Starting from a small AI/ML experiment or a proof of concept, all the way down to the production-grade system, a machine learning solution lifecycle and infrastructure cover much broader space than just an ML model code. It often consists of multiple stages, workflows and many different building blocks and components.
Maintaining multiple models in production requires well-established processes and workflows. In the same time, machine learning introduces fundamentally new challenges for traditional SDLC and CI/CD lifecycles due to its “data-driven” nature that defines the behavior of the system:
- ML-specific operations that depend on the data (i.e. data versioning, feature extraction, model training, evaluation, tuning and serving)

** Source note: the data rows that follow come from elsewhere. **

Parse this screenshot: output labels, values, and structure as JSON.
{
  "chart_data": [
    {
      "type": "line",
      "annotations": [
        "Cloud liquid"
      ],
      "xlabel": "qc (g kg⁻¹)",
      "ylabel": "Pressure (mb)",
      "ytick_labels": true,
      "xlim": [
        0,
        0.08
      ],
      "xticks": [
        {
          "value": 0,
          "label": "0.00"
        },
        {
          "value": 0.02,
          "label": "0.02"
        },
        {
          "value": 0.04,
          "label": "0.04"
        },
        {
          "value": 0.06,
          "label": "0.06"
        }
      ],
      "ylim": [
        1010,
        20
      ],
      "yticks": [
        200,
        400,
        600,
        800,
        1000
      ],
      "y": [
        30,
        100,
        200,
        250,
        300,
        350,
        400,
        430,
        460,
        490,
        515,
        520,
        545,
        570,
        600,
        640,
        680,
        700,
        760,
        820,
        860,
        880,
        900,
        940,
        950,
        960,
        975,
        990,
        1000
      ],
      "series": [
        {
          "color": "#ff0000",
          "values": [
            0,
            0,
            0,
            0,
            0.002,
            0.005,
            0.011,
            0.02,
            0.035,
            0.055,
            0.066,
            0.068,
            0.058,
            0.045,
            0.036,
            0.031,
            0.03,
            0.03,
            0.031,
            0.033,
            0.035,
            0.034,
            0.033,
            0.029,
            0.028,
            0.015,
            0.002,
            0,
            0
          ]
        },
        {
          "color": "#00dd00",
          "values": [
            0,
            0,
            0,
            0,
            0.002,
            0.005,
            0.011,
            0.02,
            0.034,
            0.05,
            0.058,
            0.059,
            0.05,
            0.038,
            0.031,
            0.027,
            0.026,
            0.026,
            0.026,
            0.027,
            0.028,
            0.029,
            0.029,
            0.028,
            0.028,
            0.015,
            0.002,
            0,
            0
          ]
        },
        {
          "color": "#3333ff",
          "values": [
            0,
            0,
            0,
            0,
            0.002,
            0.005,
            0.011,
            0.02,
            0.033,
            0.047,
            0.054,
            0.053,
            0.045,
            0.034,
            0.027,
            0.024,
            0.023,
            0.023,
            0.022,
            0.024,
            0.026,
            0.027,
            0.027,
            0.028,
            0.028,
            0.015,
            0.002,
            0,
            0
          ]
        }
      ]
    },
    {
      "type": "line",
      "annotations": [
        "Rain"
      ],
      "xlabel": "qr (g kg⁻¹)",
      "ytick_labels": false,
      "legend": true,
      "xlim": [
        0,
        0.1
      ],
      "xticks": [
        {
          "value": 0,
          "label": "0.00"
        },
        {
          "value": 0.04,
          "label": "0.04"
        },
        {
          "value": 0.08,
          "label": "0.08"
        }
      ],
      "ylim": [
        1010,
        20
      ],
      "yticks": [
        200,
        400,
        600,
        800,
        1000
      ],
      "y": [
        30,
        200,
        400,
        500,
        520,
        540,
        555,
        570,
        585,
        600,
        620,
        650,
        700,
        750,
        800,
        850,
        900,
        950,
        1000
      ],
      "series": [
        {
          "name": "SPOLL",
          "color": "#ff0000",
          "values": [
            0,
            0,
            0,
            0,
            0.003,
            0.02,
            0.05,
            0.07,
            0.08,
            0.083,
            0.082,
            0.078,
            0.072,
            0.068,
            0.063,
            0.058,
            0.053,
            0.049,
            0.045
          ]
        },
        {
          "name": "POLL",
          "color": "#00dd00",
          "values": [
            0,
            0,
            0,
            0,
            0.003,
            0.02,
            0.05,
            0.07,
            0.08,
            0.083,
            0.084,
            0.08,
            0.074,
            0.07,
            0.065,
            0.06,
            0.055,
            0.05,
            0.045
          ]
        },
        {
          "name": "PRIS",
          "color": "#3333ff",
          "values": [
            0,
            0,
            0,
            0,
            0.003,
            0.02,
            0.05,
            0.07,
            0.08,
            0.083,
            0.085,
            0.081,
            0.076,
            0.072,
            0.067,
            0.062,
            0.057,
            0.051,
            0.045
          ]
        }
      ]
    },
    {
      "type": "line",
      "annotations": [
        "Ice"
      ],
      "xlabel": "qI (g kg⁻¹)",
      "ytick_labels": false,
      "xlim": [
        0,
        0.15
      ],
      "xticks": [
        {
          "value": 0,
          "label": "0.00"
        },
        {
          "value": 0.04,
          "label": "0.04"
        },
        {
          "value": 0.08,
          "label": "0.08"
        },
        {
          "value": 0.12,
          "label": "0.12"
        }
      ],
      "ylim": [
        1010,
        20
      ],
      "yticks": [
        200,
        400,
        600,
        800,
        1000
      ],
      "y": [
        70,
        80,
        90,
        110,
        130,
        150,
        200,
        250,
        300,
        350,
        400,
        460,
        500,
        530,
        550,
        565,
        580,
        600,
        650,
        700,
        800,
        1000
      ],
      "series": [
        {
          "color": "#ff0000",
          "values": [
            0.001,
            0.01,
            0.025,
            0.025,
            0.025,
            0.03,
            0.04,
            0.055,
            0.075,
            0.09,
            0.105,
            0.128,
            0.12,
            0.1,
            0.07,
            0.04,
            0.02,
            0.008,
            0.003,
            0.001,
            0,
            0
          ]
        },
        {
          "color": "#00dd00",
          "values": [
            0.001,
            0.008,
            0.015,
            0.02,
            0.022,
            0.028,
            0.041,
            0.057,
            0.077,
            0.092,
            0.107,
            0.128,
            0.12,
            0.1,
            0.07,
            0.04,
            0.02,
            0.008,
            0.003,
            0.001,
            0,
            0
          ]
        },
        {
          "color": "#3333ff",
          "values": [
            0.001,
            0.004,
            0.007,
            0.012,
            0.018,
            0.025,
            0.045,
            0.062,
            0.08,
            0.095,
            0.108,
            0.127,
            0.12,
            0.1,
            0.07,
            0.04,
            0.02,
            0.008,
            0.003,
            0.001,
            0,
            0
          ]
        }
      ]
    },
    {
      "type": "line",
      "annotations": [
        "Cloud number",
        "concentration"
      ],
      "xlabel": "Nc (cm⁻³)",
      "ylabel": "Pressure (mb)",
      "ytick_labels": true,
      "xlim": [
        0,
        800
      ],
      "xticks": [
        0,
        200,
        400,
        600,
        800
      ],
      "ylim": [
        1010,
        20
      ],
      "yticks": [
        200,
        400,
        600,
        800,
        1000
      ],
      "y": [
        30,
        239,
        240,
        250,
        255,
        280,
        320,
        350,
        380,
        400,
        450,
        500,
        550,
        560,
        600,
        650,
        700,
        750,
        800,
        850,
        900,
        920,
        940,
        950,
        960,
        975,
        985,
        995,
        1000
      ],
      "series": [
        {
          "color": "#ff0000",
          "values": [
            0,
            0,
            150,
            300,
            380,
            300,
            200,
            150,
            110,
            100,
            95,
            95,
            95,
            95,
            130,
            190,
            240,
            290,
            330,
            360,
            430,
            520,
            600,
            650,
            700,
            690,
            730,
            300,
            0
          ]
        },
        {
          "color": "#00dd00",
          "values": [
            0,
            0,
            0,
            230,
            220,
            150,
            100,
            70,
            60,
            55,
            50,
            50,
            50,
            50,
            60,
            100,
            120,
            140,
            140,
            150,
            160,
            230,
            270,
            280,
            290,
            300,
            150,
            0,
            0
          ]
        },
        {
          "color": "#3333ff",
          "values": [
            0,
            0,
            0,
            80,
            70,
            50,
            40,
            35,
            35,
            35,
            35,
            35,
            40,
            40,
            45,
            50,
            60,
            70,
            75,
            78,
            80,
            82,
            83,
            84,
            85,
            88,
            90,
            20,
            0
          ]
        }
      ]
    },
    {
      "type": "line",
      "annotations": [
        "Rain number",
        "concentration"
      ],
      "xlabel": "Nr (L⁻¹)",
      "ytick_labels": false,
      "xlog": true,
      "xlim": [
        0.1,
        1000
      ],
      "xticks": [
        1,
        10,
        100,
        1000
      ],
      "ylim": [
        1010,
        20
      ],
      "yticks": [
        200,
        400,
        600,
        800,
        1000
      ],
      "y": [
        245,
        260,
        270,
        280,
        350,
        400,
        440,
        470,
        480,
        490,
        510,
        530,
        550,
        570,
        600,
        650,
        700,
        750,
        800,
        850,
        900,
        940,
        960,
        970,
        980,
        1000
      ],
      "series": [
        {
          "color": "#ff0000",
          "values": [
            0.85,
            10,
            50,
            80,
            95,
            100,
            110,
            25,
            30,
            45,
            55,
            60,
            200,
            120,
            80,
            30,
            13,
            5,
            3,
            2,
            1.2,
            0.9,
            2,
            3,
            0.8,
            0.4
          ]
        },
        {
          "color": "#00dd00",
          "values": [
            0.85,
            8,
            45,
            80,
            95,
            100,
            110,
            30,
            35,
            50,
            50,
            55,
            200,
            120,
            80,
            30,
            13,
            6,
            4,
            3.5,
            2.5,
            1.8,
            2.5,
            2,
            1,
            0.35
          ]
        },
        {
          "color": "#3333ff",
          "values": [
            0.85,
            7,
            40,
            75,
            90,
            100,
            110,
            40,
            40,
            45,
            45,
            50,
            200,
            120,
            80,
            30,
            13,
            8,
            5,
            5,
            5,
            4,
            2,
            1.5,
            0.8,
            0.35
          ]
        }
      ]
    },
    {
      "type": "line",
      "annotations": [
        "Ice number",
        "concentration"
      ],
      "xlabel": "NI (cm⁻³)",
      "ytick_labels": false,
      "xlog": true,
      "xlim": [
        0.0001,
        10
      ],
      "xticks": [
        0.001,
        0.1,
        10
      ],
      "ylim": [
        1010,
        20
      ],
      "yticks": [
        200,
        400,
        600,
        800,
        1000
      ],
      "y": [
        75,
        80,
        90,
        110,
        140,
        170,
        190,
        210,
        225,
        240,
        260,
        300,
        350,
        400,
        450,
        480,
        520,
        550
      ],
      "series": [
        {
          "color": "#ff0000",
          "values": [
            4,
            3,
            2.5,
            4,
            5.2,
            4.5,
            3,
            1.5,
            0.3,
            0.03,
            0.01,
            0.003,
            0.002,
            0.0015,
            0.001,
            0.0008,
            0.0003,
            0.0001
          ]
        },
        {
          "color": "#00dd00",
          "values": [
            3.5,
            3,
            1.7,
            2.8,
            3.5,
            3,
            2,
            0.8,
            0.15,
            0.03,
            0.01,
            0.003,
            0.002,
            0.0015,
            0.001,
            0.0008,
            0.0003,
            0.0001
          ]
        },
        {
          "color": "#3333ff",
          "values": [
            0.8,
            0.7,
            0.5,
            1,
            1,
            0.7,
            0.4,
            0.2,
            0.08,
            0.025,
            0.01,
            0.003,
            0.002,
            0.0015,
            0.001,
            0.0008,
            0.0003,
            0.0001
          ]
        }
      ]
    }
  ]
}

- Complex landscape of various ML tools, libraries, frameworks, platforms and hardware accelerators
- Large scale ML workloads often involve multiple data sources of different kinds and ownership
- Success depends on cooperation of multiple teams and stakeholders with poorly separated responsibilities and different workflow speeds
- Production ML deployments require constant monitoring, quality control and ability to debug and interpret critical issues
In this session, SoftServe will share design recommendations and CI/CD best practices in building large-scale AI and Machine Learning systems using open source cloud-native solutions to address nowadays business and technical challenges and bridge the gap between data, science, IT, business stakeholders and end-users.